Input Sanitization for Agentic Systems: What Actually Works
KC Udonsi on the production sanitization layer that sits between untrusted input and the model.
7 / 65 confirmed
Speaker
About
Agentic systems amplify every classic LLM safety problem. A prompt injection isn't a jailbreak anymore, it's remote code execution by way of your assistant, or an intellectual property or data leak. A PII leak isn't a compliance footnote, it's training data for a vendor's next model. And as agents start reading tool outputs, retrieved documents, and other agents' messages, the trusted-input boundary disappears entirely.
This talk walks through the design of a production sanitization layer that sits between untrusted input and the model, regardless of whether that input comes from a user, a tool, or another agent.
What we cover
- Why generic guardrails fail. Regex gets bypassed in seconds. Bracketed PII redaction like
[NAME_1]actively provokes hallucinations. Single-classifier approaches miss paraphrased attacks. - A layered detection model: heuristics, fine-tuned classifiers, semantic drift, and LLM-as-judge. When each pays for itself and when it doesn't.

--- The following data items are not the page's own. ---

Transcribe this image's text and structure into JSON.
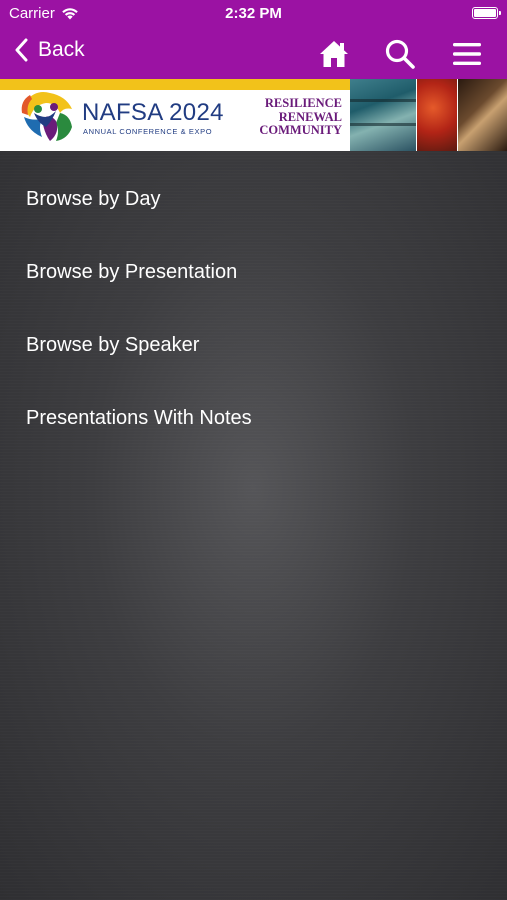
{
  "status_bar": {
    "carrier": "Carrier",
    "time": "2:32 PM"
  },
  "nav": {
    "back_label": "Back",
    "icons": [
      "home-icon",
      "search-icon",
      "hamburger-menu-icon"
    ],
    "bar_color": "#9b12a3"
  },
  "banner": {
    "brand": "NAFSA 2024",
    "subtitle": "ANNUAL CONFERENCE & EXPO",
    "taglines": [
      "RESILIENCE",
      "RENEWAL",
      "COMMUNITY"
    ]
  },
  "menu": {
    "items": [
      {
        "label": "Browse by Day"
      },
      {
        "label": "Browse by Presentation"
      },
      {
        "label": "Browse by Speaker"
      },
      {
        "label": "Presentations With Notes"
      }
    ]
  }
}
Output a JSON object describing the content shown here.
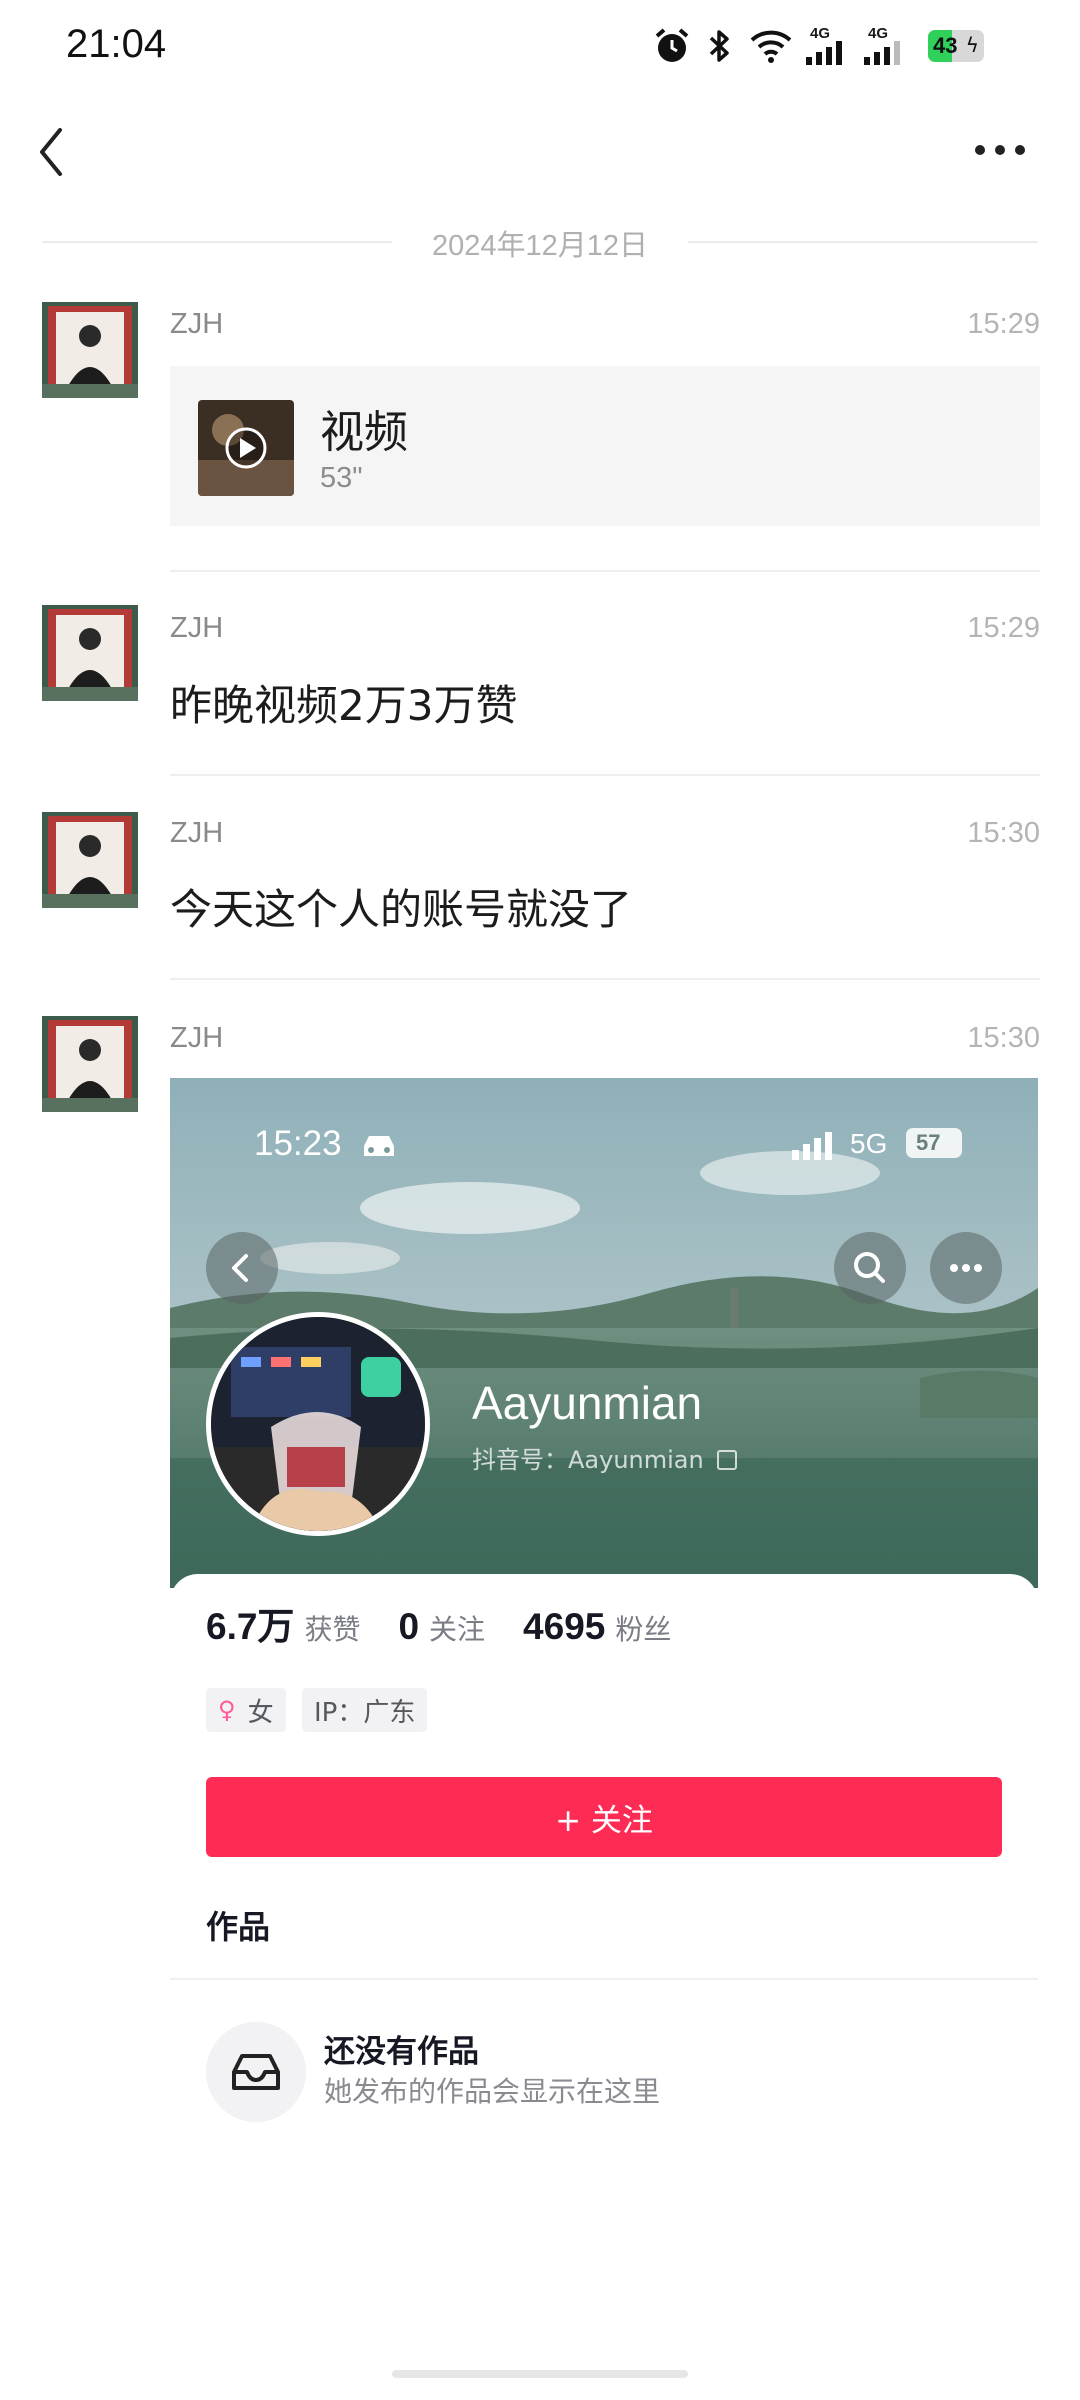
{
  "status_bar": {
    "time": "21:04",
    "net1": "4G",
    "net2": "4G",
    "battery": "43"
  },
  "chat": {
    "date_divider": "2024年12月12日",
    "messages": [
      {
        "sender": "ZJH",
        "time": "15:29",
        "type": "video",
        "title": "视频",
        "duration": "53\""
      },
      {
        "sender": "ZJH",
        "time": "15:29",
        "type": "text",
        "text": "昨晚视频2万3万赞"
      },
      {
        "sender": "ZJH",
        "time": "15:30",
        "type": "text",
        "text": "今天这个人的账号就没了"
      },
      {
        "sender": "ZJH",
        "time": "15:30",
        "type": "image"
      }
    ]
  },
  "shared_profile": {
    "status_time": "15:23",
    "status_net": "5G",
    "status_battery": "57",
    "name": "Aayunmian",
    "id_label": "抖音号：",
    "id_value": "Aayunmian",
    "stats": [
      {
        "value": "6.7万",
        "label": "获赞"
      },
      {
        "value": "0",
        "label": "关注"
      },
      {
        "value": "4695",
        "label": "粉丝"
      }
    ],
    "tag_gender": "女",
    "tag_ip": "IP：广东",
    "follow_button": "+ 关注",
    "works_title": "作品",
    "empty_title": "还没有作品",
    "empty_sub": "她发布的作品会显示在这里"
  },
  "colors": {
    "accent": "#fe2c55",
    "battery": "#2fd15a",
    "card_bg": "#f5f5f5"
  }
}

- Context-preserving pseudonymization: replacing PII with structurally valid fakes (real names, reserved IPs, 555-phones) instead of placeholders, and why this keeps downstream reasoning intact.
- Integration trade-offs: transparent proxy vs SDK hook vs sidecar gRPC. Latency budgets, blast radius, and the operational cost of each.
You leave with a concrete reference architecture, the failure modes we hit in production, and the numbers behind why some "obvious" defenses make things worse.